A new approach to help banks evaluate the sustainability of the farming enterprises that they lend to could lead to greater recognition and reward for farmers who look after the long-term health of their soil, water, and biodiversity. The new framework, developed by Dr Francisco Ascui, Senior Lecturer in Business and Climate Change at the University of Edinburgh Business School, has been launched by the Natural Capital Finance Alliance, a coalition of over 40 international financial institutions.
‘Natural capital’ is a term for the natural resources and ecosystems that provide flows of environmental goods and services that underpin the global economy. Agriculture often has both impacts and dependencies on natural capital, meaning that lenders to the sector are indirectly exposed to natural capital risk. Yet at present, banks still lend to farmers almost solely based on their most recent profit and loss accounts, not taking natural capital into account in their credit risk assessment.

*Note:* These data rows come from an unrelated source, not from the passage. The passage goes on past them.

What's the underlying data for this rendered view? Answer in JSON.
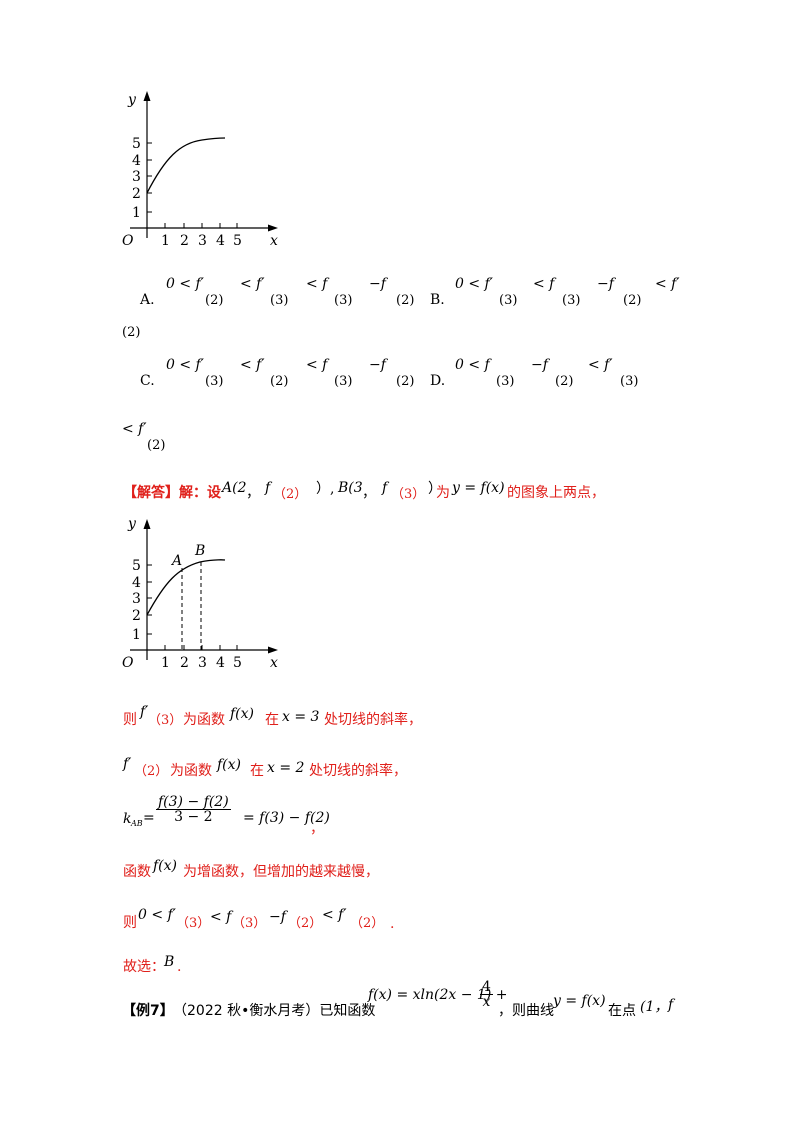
{
  "graph1": {
    "y_label": "y",
    "x_label": "x",
    "origin": "O",
    "y_ticks": [
      "1",
      "2",
      "3",
      "4",
      "5"
    ],
    "x_ticks": [
      "1",
      "2",
      "3",
      "4",
      "5"
    ]
  },
  "options": {
    "A_letter": "A.",
    "A_items": [
      "0 < f′",
      "(2)",
      "< f′",
      "(3)",
      "< f",
      "(3)",
      "−f",
      "(2)"
    ],
    "B_letter": "B.",
    "B_items": [
      "0 < f′",
      "(3)",
      "< f",
      "(3)",
      "−f",
      "(2)",
      "< f′"
    ],
    "B_cont": "(2)",
    "C_letter": "C.",
    "C_items": [
      "0 < f′",
      "(3)",
      "< f′",
      "(2)",
      "< f",
      "(3)",
      "−f",
      "(2)"
    ],
    "D_letter": "D.",
    "D_items": [
      "0 < f",
      "(3)",
      "−f",
      "(2)",
      "< f′",
      "(3)"
    ],
    "D_cont_f": "< f′",
    "D_cont_arg": "(2)"
  },
  "solution": {
    "header": "【解答】解：设",
    "pA": "A(2",
    "comma1": "，",
    "fA": "f",
    "argA": "（2）",
    "close1": "）,",
    "pB": "B(3",
    "comma2": "，",
    "fB": "f",
    "argB": "（3）",
    "close2": "）",
    "wei": "为",
    "eq": "y = f(x)",
    "tail": "的图象上两点，"
  },
  "graph2": {
    "y_label": "y",
    "x_label": "x",
    "origin": "O",
    "point_a": "A",
    "point_b": "B",
    "y_ticks": [
      "1",
      "2",
      "3",
      "4",
      "5"
    ],
    "x_ticks": [
      "1",
      "2",
      "3",
      "4",
      "5"
    ]
  },
  "lines": {
    "l1_a": "则",
    "l1_f": "f′",
    "l1_arg": "（3）",
    "l1_b": "为函数",
    "l1_fx": "f(x)",
    "l1_c": "在",
    "l1_eq": "x = 3",
    "l1_d": "处切线的斜率，",
    "l2_f": "f′",
    "l2_arg": "（2）",
    "l2_b": "为函数",
    "l2_fx": "f(x)",
    "l2_c": "在",
    "l2_eq": "x = 2",
    "l2_d": "处切线的斜率，",
    "kab": "k",
    "kab_sub": "AB",
    "kab_num": "f(3) − f(2)",
    "kab_den": "3 − 2",
    "kab_rhs": "= f(3) − f(2)",
    "kab_end": "，",
    "l4_a": "函数",
    "l4_fx": "f(x)",
    "l4_b": "为增函数，但增加的越来越慢，",
    "l5_a": "则",
    "l5_b": "0 < f′",
    "l5_c": "（3）",
    "l5_d": "< f",
    "l5_e": "（3）",
    "l5_f": "−f",
    "l5_g": "（2）",
    "l5_h": "< f′",
    "l5_i": "（2）",
    "l5_j": ".",
    "l6_a": "故选：",
    "l6_b": "B",
    "l6_c": "."
  },
  "example": {
    "tag": "【例7】",
    "source": "（2022 秋•衡水月考）已知函数",
    "fx": "f(x) = xln(2x − 1) +",
    "frac_num": "4",
    "frac_den": "x",
    "mid": "，则曲线",
    "curve": "y = f(x)",
    "at": "在点",
    "pt": "(1，",
    "f": "f"
  }
}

This is short-sighted, because a farm’s financial performance can be improved over the short-term in an unsustainable way, for example by over-application of fertiliser, which may boost yields but causes a build-up of acidity in the soil. In the longer-term, however, this type of activity will negatively affect the farmer’s financial performance, and therefore their ability to repay a loan. The new framework, developed by Dr Ascui, takes into account factors such as water availability, use and quality; soil health; biodiversity; energy use and greenhouse gas emissions, allowing banks to identify and increase lending to more sustainably run farms.
One challenge that was, up to now, holding banks back was that natural capital risks vary considerably across agricultural sectors and geographies. What is beneficial for one crop or type of livestock may be harmful for another. The new approach sets a global generic template for natural capital credit risk assessment which can be readily adapted for different agricultural sectors and geographies, with a worked example based on wheat cropping in Australia. The approach is designed to be consistent with the leading international standard for including natural capital in business decision-making, the Natural Capital Protocol.
Dr Ascui said:
“The agriculture sector is at the front line in terms of both its impacts and dependencies on the environment. Farmers are key custodians of our soil, water and biodiversity and depend on these resources for their livelihood, so lenders should recognise and reward more sustainable farming practices.
“This new approach to natural capital credit risk assessment is only a first step – the challenge will be in implementing it. This is a journey that we have to start, if we’re going to have any hope of achieving truly sustainable agriculture.”